While dividends provide a tax-efficient means of extracting profit, they do not offer the same level of earnings consistency as a salary. Choosing dividends over a salary can lead to a more complex and varied financial situation.

3. Combination of Salary and Dividends

Many business owners choose to use a combination of salary and dividends to optimize their tax situation. This approach can balance personal income tax rates and corporate tax rates, depending on the corporation's income level.

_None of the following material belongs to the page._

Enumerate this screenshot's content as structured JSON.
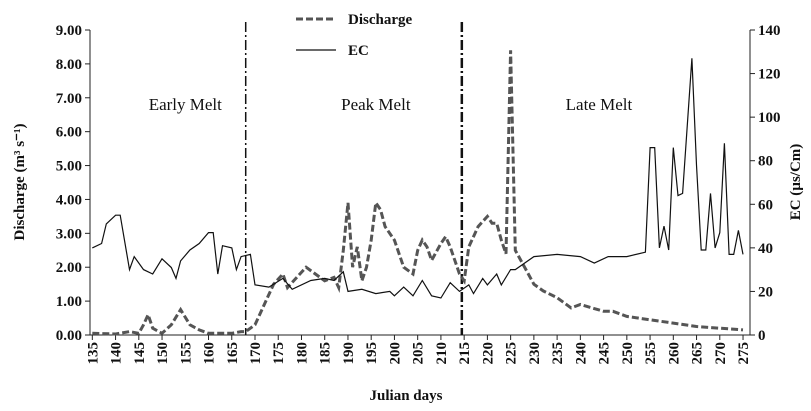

Striking the right balance between salary and dividends can help you achieve a tax-litigated approach that aligns with both your personal income needs and the overall strategy of your corporation.

4. Considerations

Tax Planning

Tax planning is crucial when deciding how to pay yourself from your incorporated business. Consulting with an accountant or tax professional can help you determine the best approach for your financial situation. Tax implications can vary significantly depending on your circumstances.

Corporate Structure

Your corporation's structure should be properly set up and in compliance with all regulatory requirements. A clear understanding of the legal and tax implications of your corporation's structure is essential to avoid fines and penalties.

Record Keeping

5. Additional Steps

Set Up a Payroll System

Using payroll software or hiring a payroll service can help you manage salary payments effectively. Payroll systems simplify the process of withholding and remitting taxes, keeping track of employee earnings, and generating necessary documentation.

File Corporate Taxes

Ensure that your corporation's tax returns reflect any payments made to yourself, whether they are salaries or dividends. Late filing can result in penalties and interest charges, so adhere to the deadlines specified by the CRA.

Conclusion

The method you choose to pay yourself should align with your financial goals, tax situation, and the overall strategy of your corporation. Always seek professional advice for tailored guidance tailored to your unique circumstances. Effective communication with your tax professionals can help you navigate the complexities of corporate taxation in Canada.